Tell us about yourself and how many books you have written.
I’m an artist, and have been drawing as far back as I can remember. Some of my earliest memories are of drawing my favorite superhero and Masters of the Universe characters, or monsters I had created. I spent a lot of time making my own comics and trading cards too; that continued right up until… well, I’ve never really stopped with the comics! I just don’t have much time to work on them anymore.
I’ve always been into classic horror, especially the Universal movies of the 1930s. I’m a movie buff in general, but those are what I’m most knowledgeable about. I’m also a gamer, and a compulsive reader.
I’ve lived in south Mississippi my entire life. I hate heat and humidity, though, so I’m definitely in the wrong part of the country! I like to travel, though I don’t get to do it nearly as often as I’d like. My favorite city that I’ve visited is probably Savannah, GA. As for places I want to visit, Colorado is at the top of the list.
What is the name of your latest book and what inspired it?
My newest book is Apex Predator: A Grant Mercer Novel. My first book, Nightmare Escapade, was a horror anthology. The story that introduced Grant Mercer was the most popular one. Just about everyone who gave me feedback started with how much they enjoyed that story in particular. I already had plans to feature him in his own series, and the positive reception to the character and his story cemented that.
As for Grant himself, he was born of my love for noir detective stories. I like the idea of that sort of character being thrust into a supernatural underworld and seeing how he reacts. I always like to find some kind of twist when I’m writing in a well-worn genre, something for which vampire fiction certainly qualifies! Once I began writing the story, the character naturally steered himself toward the course he takes around the mid-point of the short story.
Apex Predator picks up right as the short story ends, so I’ve included that story as a prologue to the main novel. I didn’t want new readers to feel that they had to buy another book to get the whole story.
Do you have any unusual writing habits?
I do much more of my work on actual paper than most writers seem to in this digital age. Character profiles, story outlines, random ideas I jot down in case I ever have a use for them, whatever, it all gets written down in a notebook until I’m ready to actually compose a first draft. Even after that, I’ll often head to a local combination coffee shop & record store and write a chunk in my notebook, then type it up when I get back home. I can get a lot more done that way without all the distractions I have at home.
Speaking of my notebooks, that’s another thing: I have color-coded notebooks for each book or set of characters I’m working with. Grant’s notebook is red, of course. 😉
What authors, or books have influenced you?
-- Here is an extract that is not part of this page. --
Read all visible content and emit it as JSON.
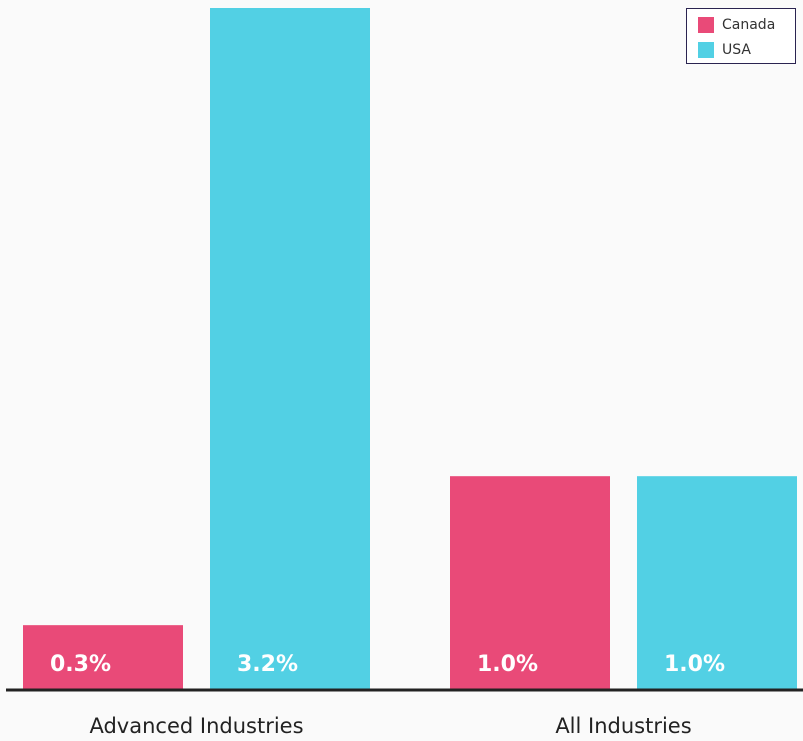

I had taught myself to read before I was even in school using my dinosaur books and He-Man comics, and from there I was constantly reading. Some of the standouts were Mark Twain, Ray Bradbury, and Edgar Allan Poe, but there are so many others! I’ve had people tell me my writing reminds them of H. P. Lovecraft, and the first few times that happened, I had never actually read anything by him. As big as I was into classics and horror, I really don’t know how that happened. Anyway, that compelled me to seek out some of his work, and after reading it, I could see some of what they were talking about. I also considered it a tremendous compliment!
What are you working on now?
Now that Apex Predator is done, there’s another Grant Mercer novel in the pipeline. Before I get to working on that in earnest, however, there’s another project I’m already well into… it’s too soon to talk about it yet, though! Keep an eye on my blog for announcements regarding that in the future.
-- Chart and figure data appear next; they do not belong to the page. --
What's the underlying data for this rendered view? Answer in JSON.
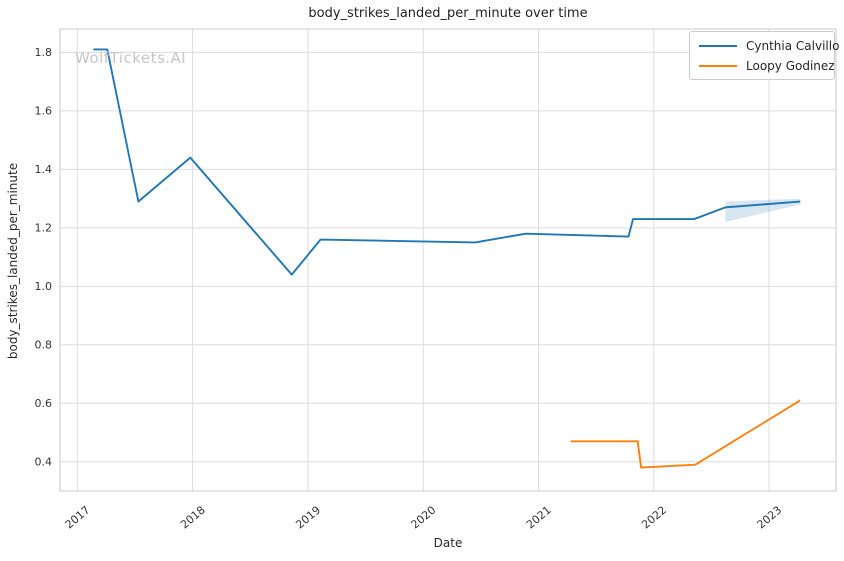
{
  "watermark": "WolfTickets.AI",
  "chart_data": {
    "type": "line",
    "title": "body_strikes_landed_per_minute over time",
    "xlabel": "Date",
    "ylabel": "body_strikes_landed_per_minute",
    "xlim": [
      2016.85,
      2023.58
    ],
    "ylim": [
      0.3,
      1.88
    ],
    "x_ticks": [
      2017,
      2018,
      2019,
      2020,
      2021,
      2022,
      2023
    ],
    "y_ticks": [
      0.4,
      0.6,
      0.8,
      1.0,
      1.2,
      1.4,
      1.6,
      1.8
    ],
    "grid": true,
    "legend_position": "upper right",
    "series": [
      {
        "name": "Cynthia Calvillo",
        "color": "#1f77b4",
        "x": [
          2017.14,
          2017.26,
          2017.53,
          2017.98,
          2018.86,
          2019.11,
          2020.45,
          2020.89,
          2021.78,
          2021.82,
          2022.35,
          2022.62,
          2023.27
        ],
        "y": [
          1.81,
          1.81,
          1.29,
          1.44,
          1.04,
          1.16,
          1.15,
          1.18,
          1.17,
          1.23,
          1.23,
          1.27,
          1.29
        ],
        "band": {
          "x": [
            2022.62,
            2023.27
          ],
          "upper": [
            1.29,
            1.3
          ],
          "lower": [
            1.22,
            1.28
          ],
          "fill": "rgba(31,119,180,0.18)"
        }
      },
      {
        "name": "Loopy Godinez",
        "color": "#ff7f0e",
        "x": [
          2021.28,
          2021.86,
          2021.89,
          2022.36,
          2023.27
        ],
        "y": [
          0.47,
          0.47,
          0.38,
          0.39,
          0.61
        ],
        "band": null
      }
    ]
  },
  "colors": {
    "background": "#ffffff",
    "grid": "#dcdcdc",
    "spine": "#cbcbcb",
    "text": "#262626",
    "watermark": "#c7c7c7"
  }
}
What is your best method or website when it comes to promoting your books?
I’ve actually found the most success via social networking. This area is really my weakness, though. I’m far from the best when it comes to marketing, unfortunately.
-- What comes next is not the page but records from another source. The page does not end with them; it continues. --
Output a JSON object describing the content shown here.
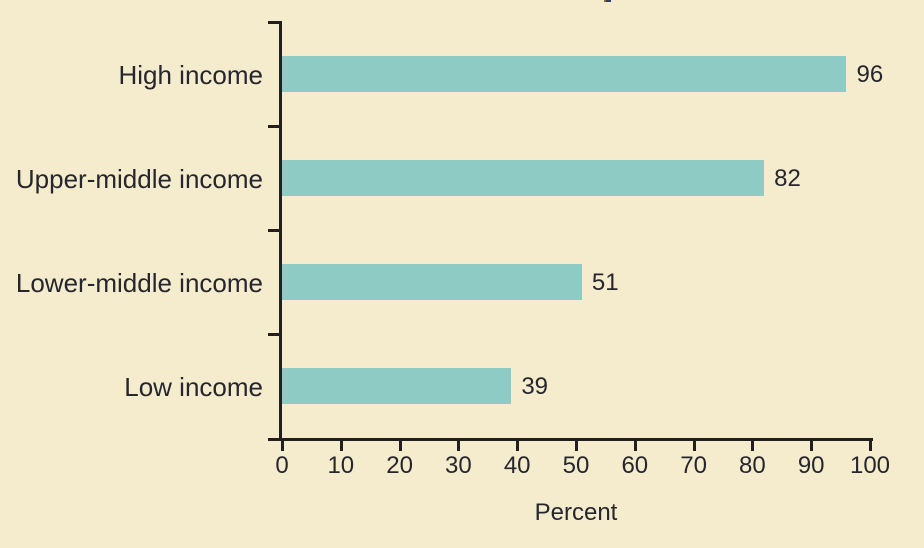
{
  "figure": {
    "background_color": "#f5eccd",
    "axis_color": "#231f20",
    "text_color": "#26262e"
  },
  "chart_data": {
    "type": "bar",
    "orientation": "horizontal",
    "categories": [
      "High income",
      "Upper-middle income",
      "Lower-middle income",
      "Low income"
    ],
    "values": [
      96,
      82,
      51,
      39
    ],
    "value_labels": [
      "96",
      "82",
      "51",
      "39"
    ],
    "xlabel": "Percent",
    "ylabel": "",
    "xlim": [
      0,
      100
    ],
    "xticks": [
      0,
      10,
      20,
      30,
      40,
      50,
      60,
      70,
      80,
      90,
      100
    ],
    "bar_color": "#8ecbc4",
    "grid": false,
    "legend": null,
    "value_labels_position": "right-of-bar",
    "category_labels_position": "left-of-axis"
  }
}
Do you have any advice for new authors?
Write every single day. Even if you think what you write on some days is terrible, it’s still important to get into the habit of doing it every day. Make the time.
When working on your first draft, remember that it doesn’t have to be perfect. Just get through it, you’ll be revisiting it many times later, so it’s perfectly all right to have some rough patches. Don’t be afraid to skip a particularly troublesome section and return to it later.
Know your characters intimately. This seems like a real no-brainer, but some people still seem to overlook it. Write a min-biography, or write a detailed history, make them a dating profile… whatever works best for you. you don’t have to have their entire life story mapped out in meticulous detail, but it is vital that you have a firm grasp on who they are.
What is the best advice you have ever heard?
Never be afraid to fail. That’s how we learn.
What are you reading now?
I’m currently reading A History of the World in Twelve Maps, by Jerry Brotton. It examines how different maps throughout history have affected our society. I’ve always loved history and looking at old maps, so this is right up my alley!
What’s next for you as a writer?
More writing, and hopefully continuing to grow my readership!
If you were going to be stranded on a desert island and allowed to take 3 or 4 books with you what books would you bring?
To Kill a Mockingbird, by Harper Lee
The Greatest Show On Earth, by Richard Dawkins
Fahrenheit 451, by Ray Bradbury
For my last pick, I’d grab one of my collections of Robert E. Howard’s Conan stories.